The PlayStation version, on the other hand, received mixed reviews, holding a 64% on the review aggregation website GameRankings. Many reviewers' critiques were centered on the port's various changes as a result of the PlayStation's technical restraints. Electronic Gaming Monthly, GameSpot, Next Generation, GamePro, and Game Revolution all lambasted the port for its removal of tag team battles (which they regarded as X-Men vs. Street Fighters defining feature) and extremely frequent slowdown. Reviews also criticized the low frame rate and noticeable decline in animation quality. Jeff Gerstmann, again reviewing the game for GameSpot, argued that Capcom should never have released X-Men vs. Street Fighter for the PlayStation, since it clearly could not handle a decent conversion. While Game Informer and IGN shared many of the same criticisms, both maintained that, while the PlayStation port paled in comparison to the Sega Saturn version, it was still a solid fighting game. GamePro said it was "worth a cautionary rental at best", arguing that the slowdown is not only frequent but dramatic enough to throw off the player's timing, making the port not fun to play. They gave it a 3.0 out of 5 for control, 2.0 for fun factor, 4.0 for sound, and 2.5 for graphics. Electronic Gaming Monthlys four-person review team was split: Dan Hsu and Shawn Smith both said that while the conversion is so terrible that anyone who had played the arcade or Saturn versions would have a hard time enjoying it, it was decent fun on its own merits, while John Ricciardi and Sushi-X both agreed with GamePro that the slowdown kills any enjoyment of the game.
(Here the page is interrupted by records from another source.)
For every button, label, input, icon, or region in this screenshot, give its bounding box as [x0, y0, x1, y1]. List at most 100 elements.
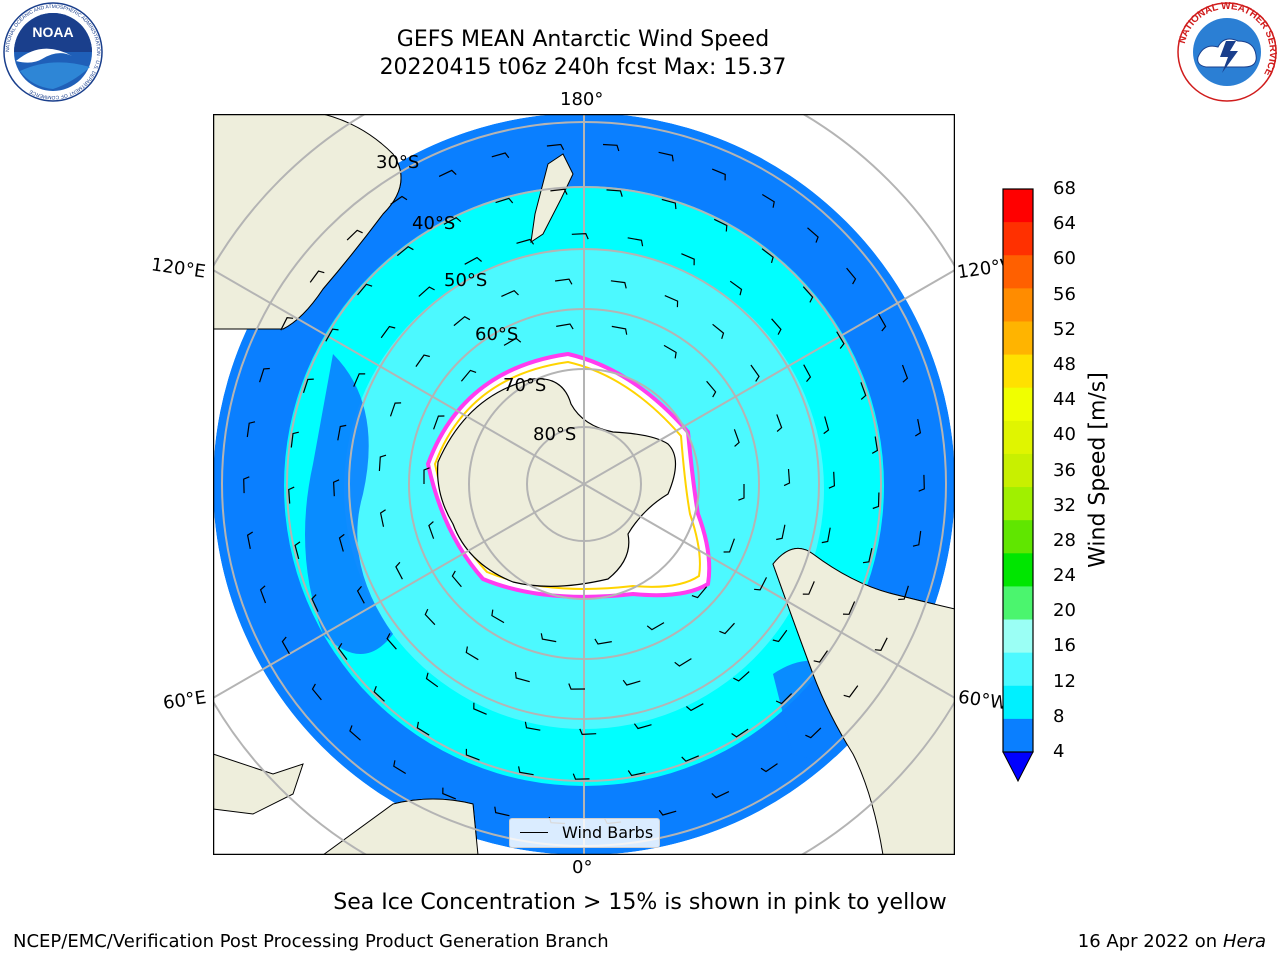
wind-barb [712, 323, 725, 339]
colorbar-tick-label: 56 [1053, 283, 1076, 305]
colorbar-tick-label: 16 [1053, 635, 1076, 657]
lat-label-30s: 30°S [376, 152, 420, 173]
wind-barb [465, 748, 480, 761]
wind-barb [243, 476, 250, 494]
wind-barb [491, 152, 510, 159]
wind-barb [311, 683, 322, 701]
wind-barb [428, 521, 435, 539]
wind-barb [395, 561, 403, 580]
footer-host: Hera [1222, 931, 1266, 952]
wind-barb [491, 609, 505, 624]
nws-logo: NATIONAL WEATHER SERVICE [1177, 1, 1278, 102]
colorbar-cell [1003, 652, 1033, 687]
wind-barb [373, 685, 385, 702]
wind-barb [281, 636, 290, 655]
wind-barb [611, 325, 628, 335]
wind-barb [821, 527, 831, 544]
colorbar-tick-label: 64 [1053, 213, 1076, 235]
wind-barb [346, 229, 363, 241]
lon-label-120e: 120°E [149, 254, 207, 283]
wind-barb [378, 454, 387, 472]
colorbar-cell [1003, 487, 1033, 521]
wind-barb [416, 721, 430, 736]
lat-label-60s: 60°S [475, 324, 519, 345]
wind-barb [805, 727, 822, 739]
wind-barb [663, 344, 677, 359]
lat-label-70s: 70°S [503, 375, 547, 396]
wind-barb [460, 369, 477, 382]
wind-barb [337, 642, 348, 660]
wind-barb [803, 364, 812, 382]
wind-barb [393, 760, 407, 775]
wind-barb [555, 278, 573, 285]
chart-title: GEFS MEAN Antarctic Wind Speed [396, 27, 770, 52]
wind-barb [691, 586, 708, 599]
colorbar-cell [1003, 685, 1033, 720]
wind-barb [602, 143, 620, 152]
wind-barb [311, 594, 319, 612]
wind-barb [386, 633, 397, 650]
wind-barb [424, 608, 436, 626]
wind-barb [633, 723, 652, 730]
wind-barb [353, 373, 366, 387]
wind-barb [646, 622, 665, 631]
wind-barb-legend-swatch [520, 832, 548, 833]
colorbar-cell [1003, 453, 1033, 488]
colorbar-cell [1003, 288, 1033, 322]
wind-barb [754, 577, 768, 591]
wind-barb [290, 431, 299, 448]
wind-barb [846, 267, 857, 285]
wind-barb [914, 418, 922, 437]
wind-barb [733, 671, 750, 682]
wind-barb [443, 216, 462, 225]
wind-barb [524, 721, 541, 731]
wind-barb [501, 289, 519, 297]
wind-barb [294, 541, 301, 560]
wind-barb [568, 683, 586, 690]
lon-label-60e: 60°E [161, 687, 208, 714]
wind-barb [664, 295, 679, 308]
wind-barb [418, 286, 435, 297]
wind-barb [579, 728, 597, 736]
wind-barb [246, 531, 254, 550]
wind-barb [259, 585, 267, 604]
lat-label-40s: 40°S [412, 213, 456, 234]
wind-barb [423, 467, 430, 484]
footer-date: 16 Apr 2022 on Hera [1078, 931, 1266, 952]
wind-barb [572, 773, 590, 780]
map-frame [213, 114, 955, 855]
wind-barb [775, 693, 793, 705]
colorbar-extend-arrow [1002, 751, 1034, 783]
wind-barb [872, 492, 880, 510]
wind-barbs-layer [243, 143, 925, 825]
colorbar-tick-label: 52 [1053, 318, 1076, 340]
colorbar-cell [1003, 189, 1033, 223]
noaa-logo: NOAA NATIONAL OCEANIC AND ATMOSPHERIC AD… [3, 2, 103, 102]
wind-barb [807, 227, 819, 243]
wind-barb [540, 633, 557, 643]
wind-barb [862, 547, 873, 564]
wind-barb [901, 364, 909, 383]
chart-subtitle: 20220415 t06z 240h fcst Max: 15.37 [379, 55, 787, 80]
wind-barb [772, 629, 788, 643]
wind-barb [453, 315, 471, 327]
colorbar-cell [1003, 321, 1033, 356]
wind-barb [246, 421, 256, 438]
wind-barb [760, 763, 778, 773]
colorbar-cell [1003, 222, 1033, 256]
sea-ice-inner-edge [433, 360, 701, 590]
wind-barb [658, 809, 677, 816]
map-legend: Wind Barbs [509, 818, 660, 848]
colorbar-tick-label: 36 [1053, 459, 1076, 481]
wind-barb [622, 679, 641, 686]
wind-barb [473, 702, 487, 715]
colorbar-tick-label: 60 [1053, 248, 1076, 270]
wind-barb [783, 468, 791, 487]
wind-barb [711, 791, 730, 799]
wind-barb [627, 237, 644, 247]
wind-barb [842, 601, 856, 615]
colorbar-cell [1003, 255, 1033, 289]
wind-barb [771, 318, 782, 335]
wind-barb [658, 151, 674, 162]
colorbar-tick-label: 48 [1053, 353, 1076, 375]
Next Generation stated that "If you've never seen a Capcom fighting game before, this might be fun for a few minutes, but there is not one single positive thing to be said for the trade-offs that Capcom made to get this game to PlayStation. Ouch."

Aggregate score
| Aggregator | Score |  |
| PS | Saturn |
| GameRankings | 64% | N/A |

Review scores
| Publication | Score |  |
| PS | Saturn |
| AllGame | 2.5/5 | 4/5 |
| Computer and Video Games | 5/10 | 9/10 |
| Edge | N/A | 9/10 |
| Electronic Gaming Monthly | 4.625/10 | N/A |
| Game Informer | 7.5/10 | 9.25/10 |
| GameRevolution | C+ | N/A |
| GameSpot | 3.6/10 | 7.4/10 |
| IGN | 6/10 | N/A |
| Next Generation | 1/5 | 4/5 |
| Sega Saturn Magazine | N/A | 94% |

==Sequel==

A sequel to X-Men vs. Street Fighter was released by Capcom in 1997. Marvel Super Heroes vs. Street Fighter, while similar in terms of gameplay and art style, replaces a majority of the X-Men cast with characters from other Marvel Comics properties, such as Captain America and Spider-Man. The game is notable for introducing "assists" into the Marvel vs. Capcom series, which allow players to summon their off-screen character to perform an attack during battle. Like X-Men vs. Street Fighter, the game was ported to the Sega Saturn and PlayStation, which were released in 1998 and 1999, respectively.